1台の自販機から出る廃棄商品は、月平均で数百円〜数千円。複数台を運営する事業者にとっては、年間で数万〜数十万円の見えないコストになります。
在庫ロスを減らすことは、そのまま利益率の改善に直結します。本記事では、自販機の残留商品を最小化するための実践的な方法をまとめました。
第1章:在庫ロスが発生する3つの原因
原因①:補充サイクルと消費スピードのズレ
週1回補充しているが、実際の消費は不均一。月曜〜水曜で7割が売れて、木曜〜日曜は閑散——というパターンに対して、週1回一括補充では「補充直後は山盛り、補充前日は欠品」という状態が繰り返されます。
原因②:季節・気温への対応遅れ
夏物(炭酸・スポーツドリンク)を秋まで入れ続ける、冬のホット缶を春以降も残す——季節商品の切り替えタイミングのズレが大量の残在庫を生みます。
原因③:人気商品への偏重と死に筋の放置
よく売れる商品ばかり多く入れ、あまり売れない商品(でもラインナップ上必要)が残り続ける「死に筋在庫」問題。
第2章:残留商品ゼロへの実践アクション
アクション①:販売データを週次で記録する
IoT対応機でなくても、補充時に残数を記録する習慣だけで大きな改善が可能です。
補充量 - 残数 = 期間売上数
この計算を商品ごとに行い、「週あたりの平均消費量」を把握します。
最初の3ヶ月は記録に徹するだけでOK。データが溜まれば「この商品は週5個しか売れない→補充は最大10個まで」というルールが自然に見えてきます。
アクション②:補充量の上限を設定する
売れ行きデータをもとに、各商品の最大補充数(MAX本数) を設定します。
目安:週平均消費量 × 1.5倍が補充上限の目安
例:週平均10本消費の商品 → 補充MAX 15本。
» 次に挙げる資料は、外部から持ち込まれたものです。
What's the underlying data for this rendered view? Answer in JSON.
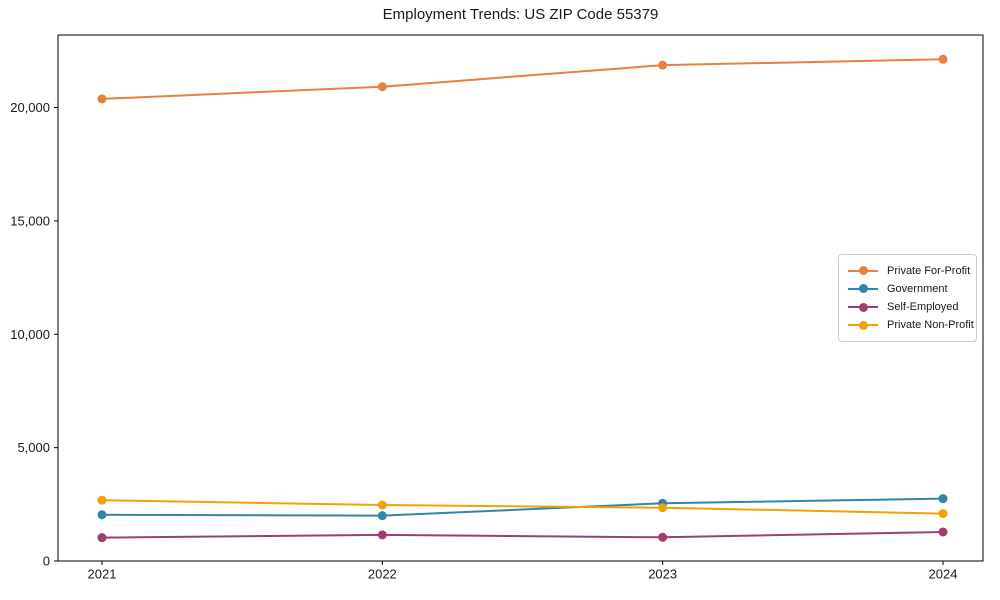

15本以上残っていたら補充しない。
アクション③:商品入れ替えカレンダーを作る
季節商品の入れ替え時期を年間カレンダーで事前設定します。
| 時期 | 切り替えアクション |
|---|---|
| 3月末 | ホット缶の割合を50%→30%に削減開始 |
| 4月中旬 | ホット缶を完全撤退、コールド飲料比率UP |
| 9月初旬 | コールド比率を下げ、ホット缶・スープ投入 |
| 11月 | 本格的な冬物(おしるこ・コーンスープ等)投入 |
第3章:残った商品の賢い処理方法
廃棄する前に、以下の方法を検討します。
①値引き販売
自販機では難しいですが、管理者が手動で一部商品に「値引きシール」を貼る方法や、デジタルサイネージ対応機なら期間限定の値引き表示が可能です。
②社内・従業員向け放出
自社スタッフや近隣事業者に「賞味期限1ヶ月前の在庫を原価以下で譲渡」するルールを設けます。
③フードバンク・こども食堂への寄付
賞味期限が2〜3ヶ月以上ある飲料・食品は、地域のフードバンクやこども食堂への寄付が可能な場合があります。食品ロス削減への社会貢献にもなり、CSRとしての広報活用もできます。
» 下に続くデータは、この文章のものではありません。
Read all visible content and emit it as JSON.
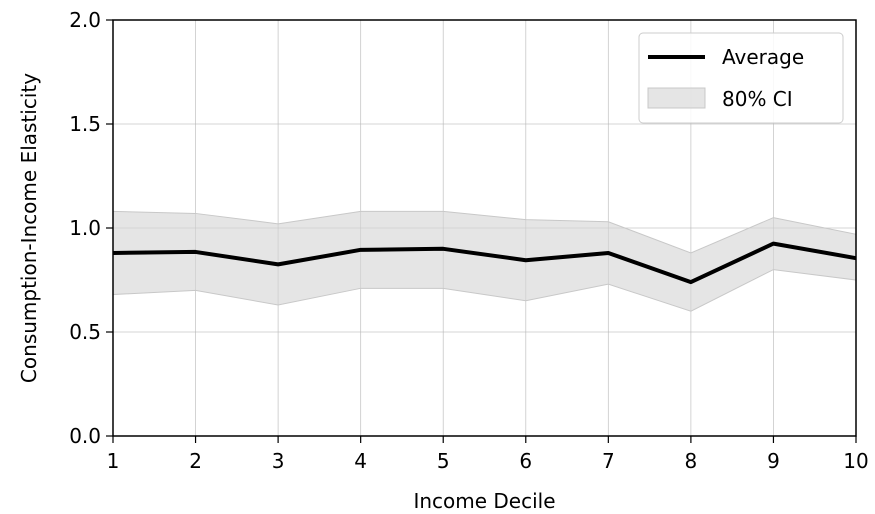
{
  "chart_data": {
    "type": "line",
    "x": [
      1,
      2,
      3,
      4,
      5,
      6,
      7,
      8,
      9,
      10
    ],
    "series": [
      {
        "name": "Average",
        "values": [
          0.88,
          0.885,
          0.825,
          0.895,
          0.9,
          0.845,
          0.88,
          0.74,
          0.925,
          0.855
        ],
        "color": "#000000"
      }
    ],
    "band": {
      "name": "80% CI",
      "lower": [
        0.68,
        0.7,
        0.63,
        0.71,
        0.71,
        0.65,
        0.73,
        0.6,
        0.8,
        0.75
      ],
      "upper": [
        1.08,
        1.07,
        1.02,
        1.08,
        1.08,
        1.04,
        1.03,
        0.88,
        1.05,
        0.97
      ],
      "color": "#d3d3d3"
    },
    "xlabel": "Income Decile",
    "ylabel": "Consumption-Income Elasticity",
    "xlim": [
      1,
      10
    ],
    "ylim": [
      0.0,
      2.0
    ],
    "xticks": [
      "1",
      "2",
      "3",
      "4",
      "5",
      "6",
      "7",
      "8",
      "9",
      "10"
    ],
    "yticks": [
      "0.0",
      "0.5",
      "1.0",
      "1.5",
      "2.0"
    ],
    "grid": true,
    "legend_position": "top-right"
  }
}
食品の寄付にはアレルギー表示・保存方法の確認が必要です。事前に受け入れ団体と要件を確認してから実施してください。
第4章:IoTツールを使った在庫管理自動化
キャッシュレス端末のデータ活用
「Coke ON」「ジハンピ」などのキャッシュレス対応機は、販売データがクラウドに蓄積されます。これを活用することで:
- 商品別の日次・週次売上グラフが自動生成
- 補充アラート(在庫〇本以下になったら通知)が設定可能
- 季節変動パターンの可視化
AI需要予測との連携
「Vendy」(ソフトバンク)などのAI需要予測サービスと連携することで、補充量の自動最適化が実現します。導入コストはかかりますが、5台以上を運営するオペレーターなら費用対効果が高いとされます。
第5章:在庫管理の改善でどれだけ変わるか
シミュレーション例
改善前:月間廃棄コスト
- 5種の商品が月平均5本ずつ廃棄
- 1本あたり原価100円 × 5本 × 5種 = 月2,500円の廃棄
- 年間:30,000円のロス
改善後:廃棄ゼロを目指した管理
- 補充量の適正化→廃棄を月1本以下に削減
- 年間削減額:約25,000〜28,000円
10台の自販機で同様の改善を行えば、年間25万円以上の利益改善が見込めます。
まとめ
在庫ロスは「見えにくいコスト」だからこそ放置されがちです。しかし、記録→分析→補充量最適化という基本サイクルを回すだけで、確実に廃棄は減ります。
まずは今月から「補充記録シート」を作ることから始めてみてください。3ヶ月後には在庫管理の全体像が見えてきます。